A investigação, realizada por cientistas da Universidade de Binghamton, em Nova Iorque, analisou 53 tintas comuns e detetou corantes azóicos em 23. Este tipo de pigmentos sintéticos são usados pela indústria têxtil para tingir vários materiais, desde algodão, lã, seda ou pele. Em teoria, se se mantiverem quimicamente intactos, não representam um risco para a saúde humana. Contudo, o Centro Comum de Investigação (JRC) da Comissão Europeia alerta que pode tornar-se “potencialmente cancerígena” se exposto a “bactérias ou luz ultravioleta”.
O mesmo estudo detectou também partículas de tamanho inferior a 100 nanómetros em oito das tintas analisadas. Estas são tão pequenas (um nanómetro é um milionésimo de milímetro) que se tornam “preocupantes”, uma vez que “podem atravessar as membranas celulares e, possivelmente, causar danos”.
“Surpreendentemente, nenhum fabricante de tintas produz pigmentos específicos para a tinta usada nas tatuagens”, explica John Swierk, o investigador que liderou o estudo cujos resultados vão estar disponíveis no site “What’s in My Ink?”. “As grandes empresas fabricam pigmentos para tudo, como tintas ou têxteis. Esses mesmos pigmentos são usados em tintas para tatuagens.”

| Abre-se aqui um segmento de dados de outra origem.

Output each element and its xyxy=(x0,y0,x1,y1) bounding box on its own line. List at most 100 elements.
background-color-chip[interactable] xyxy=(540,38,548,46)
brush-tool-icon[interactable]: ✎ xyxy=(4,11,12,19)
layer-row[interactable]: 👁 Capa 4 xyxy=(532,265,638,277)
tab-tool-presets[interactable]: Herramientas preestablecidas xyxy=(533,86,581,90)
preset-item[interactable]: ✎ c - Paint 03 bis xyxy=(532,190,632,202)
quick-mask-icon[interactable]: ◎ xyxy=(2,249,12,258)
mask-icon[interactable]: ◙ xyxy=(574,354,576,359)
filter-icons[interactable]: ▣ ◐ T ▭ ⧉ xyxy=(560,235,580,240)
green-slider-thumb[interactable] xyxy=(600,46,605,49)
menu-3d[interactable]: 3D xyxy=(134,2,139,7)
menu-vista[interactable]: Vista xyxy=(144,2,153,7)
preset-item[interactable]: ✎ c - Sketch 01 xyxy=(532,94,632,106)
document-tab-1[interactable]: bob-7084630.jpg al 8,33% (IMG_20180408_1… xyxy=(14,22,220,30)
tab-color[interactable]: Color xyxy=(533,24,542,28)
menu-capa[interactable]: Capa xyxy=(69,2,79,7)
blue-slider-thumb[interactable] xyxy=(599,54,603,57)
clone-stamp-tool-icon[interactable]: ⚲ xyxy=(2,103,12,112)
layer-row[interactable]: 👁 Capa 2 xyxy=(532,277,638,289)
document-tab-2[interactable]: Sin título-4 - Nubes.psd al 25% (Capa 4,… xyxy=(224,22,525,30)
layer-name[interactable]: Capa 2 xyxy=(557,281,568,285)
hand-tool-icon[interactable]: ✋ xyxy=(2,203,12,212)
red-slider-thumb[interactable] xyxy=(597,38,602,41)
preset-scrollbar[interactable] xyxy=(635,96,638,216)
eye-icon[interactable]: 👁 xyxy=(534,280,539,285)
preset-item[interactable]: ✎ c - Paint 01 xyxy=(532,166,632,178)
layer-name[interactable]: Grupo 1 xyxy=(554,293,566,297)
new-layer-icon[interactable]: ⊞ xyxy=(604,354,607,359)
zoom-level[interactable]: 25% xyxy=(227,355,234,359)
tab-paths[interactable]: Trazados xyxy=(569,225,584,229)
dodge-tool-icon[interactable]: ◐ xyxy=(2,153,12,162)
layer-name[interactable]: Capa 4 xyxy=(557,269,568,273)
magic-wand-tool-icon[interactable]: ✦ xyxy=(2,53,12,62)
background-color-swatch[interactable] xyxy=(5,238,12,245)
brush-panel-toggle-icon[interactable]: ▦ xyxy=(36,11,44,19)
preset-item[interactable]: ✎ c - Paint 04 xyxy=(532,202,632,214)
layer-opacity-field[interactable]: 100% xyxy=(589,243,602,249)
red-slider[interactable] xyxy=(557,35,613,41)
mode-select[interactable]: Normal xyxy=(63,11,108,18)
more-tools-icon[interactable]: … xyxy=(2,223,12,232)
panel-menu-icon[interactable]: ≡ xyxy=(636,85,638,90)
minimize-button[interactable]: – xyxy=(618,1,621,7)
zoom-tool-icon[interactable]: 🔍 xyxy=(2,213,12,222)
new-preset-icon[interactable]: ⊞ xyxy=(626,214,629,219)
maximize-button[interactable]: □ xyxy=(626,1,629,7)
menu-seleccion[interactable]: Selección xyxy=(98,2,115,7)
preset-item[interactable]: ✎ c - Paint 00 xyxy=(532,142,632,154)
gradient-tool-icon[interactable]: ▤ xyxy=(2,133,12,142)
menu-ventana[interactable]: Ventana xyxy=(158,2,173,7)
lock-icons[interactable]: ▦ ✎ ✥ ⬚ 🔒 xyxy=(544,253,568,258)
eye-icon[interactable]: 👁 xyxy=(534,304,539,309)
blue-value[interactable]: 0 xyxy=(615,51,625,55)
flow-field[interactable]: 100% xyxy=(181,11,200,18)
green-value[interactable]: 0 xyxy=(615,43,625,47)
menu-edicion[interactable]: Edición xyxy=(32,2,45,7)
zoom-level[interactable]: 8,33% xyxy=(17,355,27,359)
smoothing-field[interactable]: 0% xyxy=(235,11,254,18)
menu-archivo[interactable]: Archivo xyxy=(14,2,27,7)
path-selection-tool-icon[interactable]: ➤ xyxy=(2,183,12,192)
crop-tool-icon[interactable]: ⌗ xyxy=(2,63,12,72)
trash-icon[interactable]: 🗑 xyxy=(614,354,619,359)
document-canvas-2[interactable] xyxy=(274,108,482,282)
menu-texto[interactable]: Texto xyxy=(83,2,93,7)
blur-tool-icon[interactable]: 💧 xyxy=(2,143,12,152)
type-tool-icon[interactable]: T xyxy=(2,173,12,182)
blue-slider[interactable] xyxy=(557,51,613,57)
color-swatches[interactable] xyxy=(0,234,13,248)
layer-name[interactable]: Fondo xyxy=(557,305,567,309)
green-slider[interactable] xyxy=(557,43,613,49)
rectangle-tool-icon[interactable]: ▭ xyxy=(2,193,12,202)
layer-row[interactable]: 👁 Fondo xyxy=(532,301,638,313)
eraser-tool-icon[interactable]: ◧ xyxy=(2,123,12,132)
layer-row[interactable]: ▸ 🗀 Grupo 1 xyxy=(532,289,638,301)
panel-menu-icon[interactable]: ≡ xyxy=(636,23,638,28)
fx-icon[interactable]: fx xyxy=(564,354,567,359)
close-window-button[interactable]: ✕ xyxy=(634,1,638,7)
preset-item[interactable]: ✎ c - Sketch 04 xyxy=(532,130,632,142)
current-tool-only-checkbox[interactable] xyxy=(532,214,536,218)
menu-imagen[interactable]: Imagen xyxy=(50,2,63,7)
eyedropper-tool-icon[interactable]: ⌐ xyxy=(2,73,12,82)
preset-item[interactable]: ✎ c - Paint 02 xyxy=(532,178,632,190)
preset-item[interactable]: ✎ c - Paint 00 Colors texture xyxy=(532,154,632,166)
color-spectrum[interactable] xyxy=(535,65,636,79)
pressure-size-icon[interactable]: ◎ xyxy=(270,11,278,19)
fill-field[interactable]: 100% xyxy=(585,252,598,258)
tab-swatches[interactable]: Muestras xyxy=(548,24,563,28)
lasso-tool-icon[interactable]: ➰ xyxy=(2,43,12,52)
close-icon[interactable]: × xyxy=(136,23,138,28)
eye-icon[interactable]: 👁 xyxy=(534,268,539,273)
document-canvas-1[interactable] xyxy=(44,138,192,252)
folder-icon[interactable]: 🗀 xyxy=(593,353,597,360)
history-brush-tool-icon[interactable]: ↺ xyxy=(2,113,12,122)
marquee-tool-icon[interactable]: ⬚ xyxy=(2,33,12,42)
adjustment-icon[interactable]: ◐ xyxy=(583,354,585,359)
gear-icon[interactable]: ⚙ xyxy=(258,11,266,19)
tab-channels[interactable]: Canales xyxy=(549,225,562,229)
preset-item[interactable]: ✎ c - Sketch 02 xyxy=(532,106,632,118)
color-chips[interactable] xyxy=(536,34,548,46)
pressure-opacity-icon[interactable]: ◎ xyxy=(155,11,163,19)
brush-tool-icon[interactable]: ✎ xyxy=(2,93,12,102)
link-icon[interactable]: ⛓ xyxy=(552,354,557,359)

No entanto, a composição das tintas não foi o ponto de partida para o estudo. “Inicialmente, a ideia para este trabalho surgiu porque estava interessado no que acontece quando se removem tatuagens a laser. Depois percebi que se sabe muito pouco sobre a composição das tintas para tatuagens, por isso começámos a analisar as marcas mais conhecidas.”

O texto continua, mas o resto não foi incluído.